Ce qui me révolte, c’est de donner — encore — une image terrorisante de l’adoption. Qui suis-je? Un parent adoptant. Un, comme des milliers d’autres. Et voilà ce qui me révolte : je comprends que les médias ne sont pas là pour parler des trains qui arrivent à l’heure. On fouille exprès dans la fange et on trouve des sujets nouveaux. Aucun problème. Qu’on ramasse un politicien, une firme d’ingénieurs ou des mafieux les culottes baissées, franchement, ça m’amuse — comme vous. Tout ce monde-là peut très bien se défendre. Mais quand vient le temps de parler d’adoption, les médias pratiquent systématiquement le tir sur l’ambulance. Une ambulance qui ne peut pas se défendre.
Dans un reportage récent, on faisait le triste bilan des centres d’accueil incompétents. Dans le film Catimini, on abordait le côté irrécupérable d’une petite adoptée. Dans la série de La Presse, on fait le portrait d’enfants tellement croches qu’on les a ré-abandonnés. Vous voudrez vraiment adopter après ça!?
C’est là que réside tout le problème mathématique de l’adoption au Québec. Partons du principe qu’un enfant abandonné au Québec est notre responsabilité à tous — oui, oui, je vous l’annonce. Ailleurs on appelle ça les « pupilles de la nation ». Nos enfants à tous, quoi. Moins de familles adoptantes égale plus de centres d’accueil, égale plus d’enfants totalement hypothéqués, égale de futurs adultes dysfonctionnels à prendre en charge.
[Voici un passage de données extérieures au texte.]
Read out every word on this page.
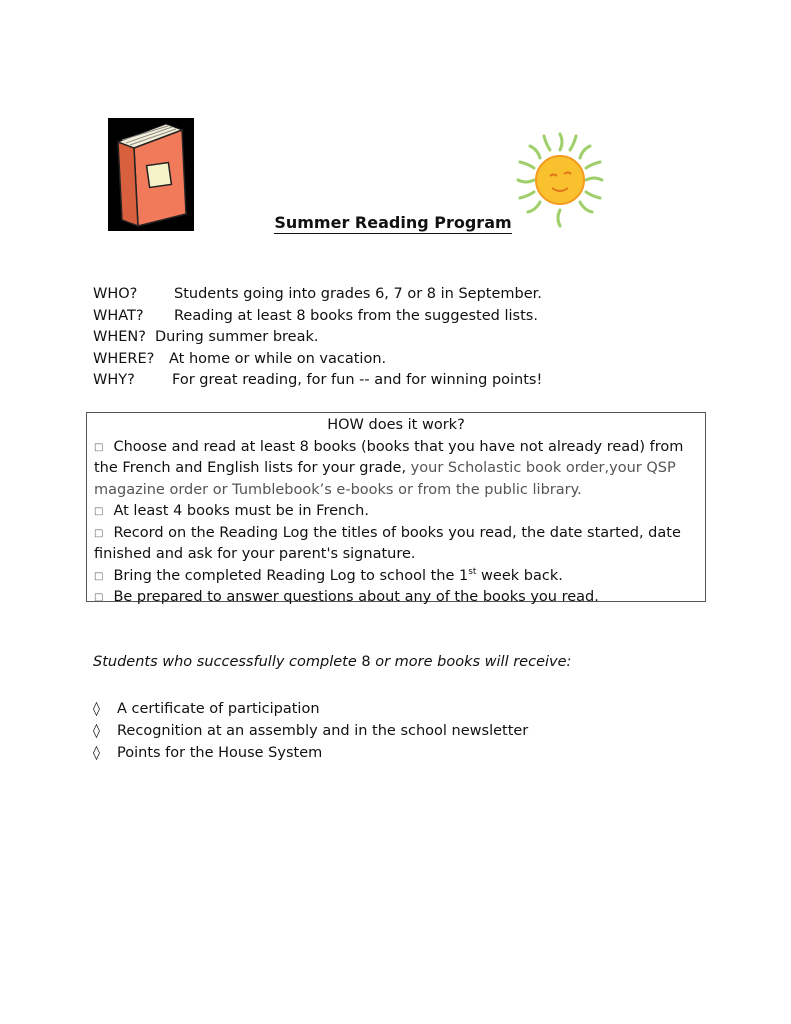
Summer Reading Program
WHO?	Students going into grades 6, 7 or 8 in September.
WHAT? Reading at least 8 books from the suggested lists.
WHEN? During summer break.
WHERE? At home or while on vacation.
WHY?	For great reading, for fun -- and for winning points!
HOW does it work?

□ Choose and read at least 8 books (books that you have not already read) from the French and English lists for your grade, your Scholastic book order,your QSP magazine order or Tumblebook’s e-books or from the public library.

□ At least 4 books must be in French.

□ Record on the Reading Log the titles of books you read, the date started, date finished and ask for your parent's signature.

□ Bring the completed Reading Log to school the 1st week back.

□ Be prepared to answer questions about any of the books you read.

Students who successfully complete 8 or more books will receive:
◊ A certificate of participation
◊ Recognition at an assembly and in the school newsletter
◊ Points for the House System
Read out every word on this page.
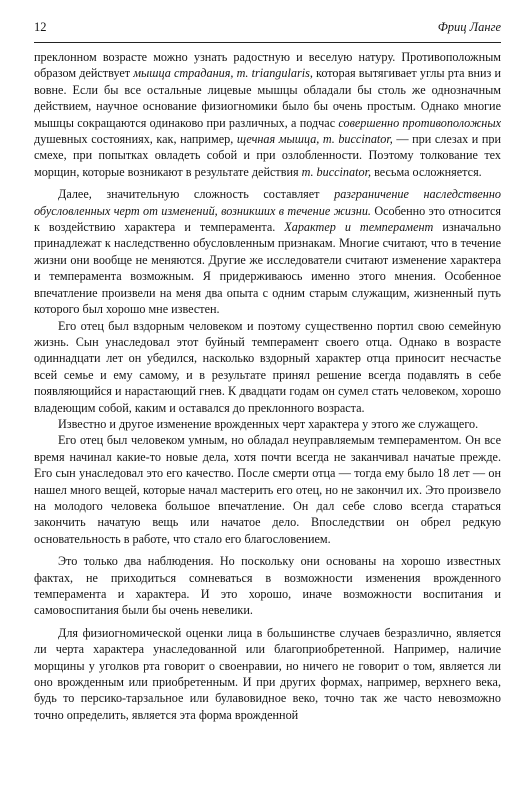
12	Фриц Ланге

преклонном возрасте можно узнать радостную и веселую натуру. Противоположным образом действует мышца страдания, m. triangularis, которая вытягивает углы рта вниз и вовне. Если бы все остальные лицевые мышцы обладали бы столь же однозначным действием, научное основание физиогномики было бы очень простым. Однако многие мышцы сокращаются одинаково при различных, а подчас совершенно противоположных душевных состояниях, как, например, щечная мышца, m. buccinator, — при слезах и при смехе, при попытках овладеть собой и при озлобленности. Поэтому толкование тех морщин, которые возникают в результате действия m. buccinator, весьма осложняется.

Далее, значительную сложность составляет разграничение наследственно обусловленных черт от изменений, возникших в течение жизни. Особенно это относится к воздействию характера и темперамента. Характер и темперамент изначально принадлежат к наследственно обусловленным признакам. Многие считают, что в течение жизни они вообще не меняются. Другие же исследователи считают изменение характера и темперамента возможным. Я придерживаюсь именно этого мнения. Особенное впечатление произвели на меня два опыта с одним старым служащим, жизненный путь которого был хорошо мне известен.

Его отец был вздорным человеком и поэтому существенно портил свою семейную жизнь. Сын унаследовал этот буйный темперамент своего отца. Однако в возрасте одиннадцати лет он убедился, насколько вздорный характер отца приносит несчастье всей семье и ему самому, и в результате принял решение всегда подавлять в себе появляющийся и нарастающий гнев. К двадцати годам он сумел стать человеком, хорошо владеющим собой, каким и оставался до преклонного возраста.

Известно и другое изменение врожденных черт характера у этого же служащего.

Его отец был человеком умным, но обладал неуправляемым темпераментом. Он все время начинал какие-то новые дела, хотя почти всегда не заканчивал начатые прежде. Его сын унаследовал это его качество. После смерти отца — тогда ему было 18 лет — он нашел много вещей, которые начал мастерить его отец, но не закончил их. Это произвело на молодого человека большое впечатление. Он дал себе слово всегда стараться закончить начатую вещь или начатое дело. Впоследствии он обрел редкую основательность в работе, что стало его благословением.

Это только два наблюдения. Но поскольку они основаны на хорошо известных фактах, не приходиться сомневаться в возможности изменения врожденного темперамента и характера. И это хорошо, иначе возможности воспитания и самовоспитания были бы очень невелики.

Для физиогномической оценки лица в большинстве случаев безразлично, является ли черта характера унаследованной или благоприобретенной. Например, наличие морщины у уголков рта говорит о своенравии, но ничего не говорит о том, является ли оно врожденным или приобретенным. И при других формах, например, верхнего века, будь то персико-тарзальное или булавовидное веко, точно так же часто невозможно точно определить, является эта форма врожденной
Dégoûtez des familles d’accueil, et vous créez des BS drogués qui finiront par abandonner leurs enfants à leur tour. Est-ce que c’est assez clair? Passons rapidement sur la stigmatisation de ces petits survivants au moment de rentrer à l’école avec l’étiquette « adopté=fucké » collé sur le front.
Je ne comprends pas l’acharnement permanent des médias contre cette adoption qui sauve des centaines d’enfants chaque année. Des centaines de familles normales, heureuses et sans histoire, qui ne valent pas un article dans le journal. Mais tout est une question de point de vue. Si on ne parlait que des enfants qui meurent à Ste-Justine, y emmèneriez vos enfants, vous? Pourtant en ce moment-même, il y a sûrement un enfant qui meurt à Ste-Justine. Allez-y avec votre caméra et vous aurez votre prochaine série noire pour vacanciers repus.
Aujourd’hui, quand je parle d’adoption autour de moi, la grande majorité des gens ignorent simplement que c’est possible au Québec. Le reste a une image désastreuse de l’adoption à la DPJ. Merci les médias.
Du coup, il manque des familles d’adoption qualifiées pour adopter des enfants d’ici, d’autour de vous, de cet autre monde lointain et étranger. Merci La Presse.
Je propose que les prochains petits qui ne trouvent pas de famille d’accueil, on les envoie chez Isabelle Hachey et Édouard Plante-Fréchette. On verra bien ce qu’ils en feront.